Monday, 23 January 2017
4E (Washington State Convention Center )
One of the grand observational challenges in aerosol-cloud-climate interaction study is to observe multiple parameters simultaneously over different scales. Although global multi-sensor satellite observations offer important data to study aerosol-cloud-climate interactions, airborne measurements are demonstrated to be critical for process-oriented studies. However, providing simultaneous measurements of aerosol, dynamics, and cloud microphysical properties is not an easy task. Through multi-year development efforts, UWKA has equipped with integrated observation capabilities for cloud dynamics and microphysics, aerosols, and environment conditions through combining lidar, radar, radiometer and in situ measurements.

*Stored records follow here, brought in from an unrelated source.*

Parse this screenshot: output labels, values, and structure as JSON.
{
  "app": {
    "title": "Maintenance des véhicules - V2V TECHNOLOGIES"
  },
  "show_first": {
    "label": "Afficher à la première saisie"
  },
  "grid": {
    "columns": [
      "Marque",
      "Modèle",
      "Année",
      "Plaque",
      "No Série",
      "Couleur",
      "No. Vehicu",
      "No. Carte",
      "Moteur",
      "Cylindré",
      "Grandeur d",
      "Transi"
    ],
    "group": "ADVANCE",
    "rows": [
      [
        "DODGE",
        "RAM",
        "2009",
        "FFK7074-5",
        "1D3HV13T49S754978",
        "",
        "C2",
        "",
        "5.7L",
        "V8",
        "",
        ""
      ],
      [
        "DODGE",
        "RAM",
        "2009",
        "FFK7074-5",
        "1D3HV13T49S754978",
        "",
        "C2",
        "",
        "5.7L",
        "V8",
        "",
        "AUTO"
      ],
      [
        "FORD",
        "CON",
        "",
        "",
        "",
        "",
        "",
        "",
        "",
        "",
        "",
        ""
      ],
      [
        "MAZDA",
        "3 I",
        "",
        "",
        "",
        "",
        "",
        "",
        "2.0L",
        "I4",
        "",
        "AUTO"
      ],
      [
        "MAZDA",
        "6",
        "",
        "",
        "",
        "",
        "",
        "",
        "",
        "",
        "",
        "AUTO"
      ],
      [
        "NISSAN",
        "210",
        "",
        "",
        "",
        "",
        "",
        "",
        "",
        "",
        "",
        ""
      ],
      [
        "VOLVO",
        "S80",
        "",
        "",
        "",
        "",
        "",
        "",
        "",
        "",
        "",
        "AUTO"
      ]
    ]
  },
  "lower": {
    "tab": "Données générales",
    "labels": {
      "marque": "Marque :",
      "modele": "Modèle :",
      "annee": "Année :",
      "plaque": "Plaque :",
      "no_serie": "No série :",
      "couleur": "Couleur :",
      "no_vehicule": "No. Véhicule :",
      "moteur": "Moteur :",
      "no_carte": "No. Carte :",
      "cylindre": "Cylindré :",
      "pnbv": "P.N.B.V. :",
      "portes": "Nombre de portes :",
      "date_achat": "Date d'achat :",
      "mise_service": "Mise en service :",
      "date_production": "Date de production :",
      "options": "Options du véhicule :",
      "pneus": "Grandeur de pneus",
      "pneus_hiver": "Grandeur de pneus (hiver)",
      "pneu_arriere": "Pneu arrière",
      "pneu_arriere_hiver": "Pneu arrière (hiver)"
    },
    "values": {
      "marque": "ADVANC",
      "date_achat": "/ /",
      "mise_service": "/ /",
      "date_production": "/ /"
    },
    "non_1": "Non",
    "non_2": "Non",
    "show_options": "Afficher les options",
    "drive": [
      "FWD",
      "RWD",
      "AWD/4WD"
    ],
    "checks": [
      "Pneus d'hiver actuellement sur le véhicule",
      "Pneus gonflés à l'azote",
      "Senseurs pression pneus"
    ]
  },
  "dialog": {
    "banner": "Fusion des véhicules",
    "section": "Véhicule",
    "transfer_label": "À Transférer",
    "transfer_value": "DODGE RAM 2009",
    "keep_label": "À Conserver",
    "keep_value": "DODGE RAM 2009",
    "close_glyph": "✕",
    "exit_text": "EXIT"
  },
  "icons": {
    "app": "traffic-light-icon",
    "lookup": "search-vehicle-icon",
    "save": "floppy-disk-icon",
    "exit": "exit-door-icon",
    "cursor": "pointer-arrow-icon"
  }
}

Approaches were developed to retrieve droplet and ice concentrations in stratiform clouds from combined lidar-radar measurements. Dual-frequency radar measurements offer better characterization of precipitations in warm clouds. Meanwhile, dual-Doppler measurements provide 2-D cloud scale dynamics. While flying below cloud base, in situ measurements provide aerosols, water vapor, vertical velocity measurements to better understand aerosol activations, which could be further linked with remote sensing measurements of cloud and precipitation above. Detailed observational capabilities and examples will be presented. As a part of NSF Lower Atmosphere Observing Facilities, such UWKA capabilities are available to the wide research community.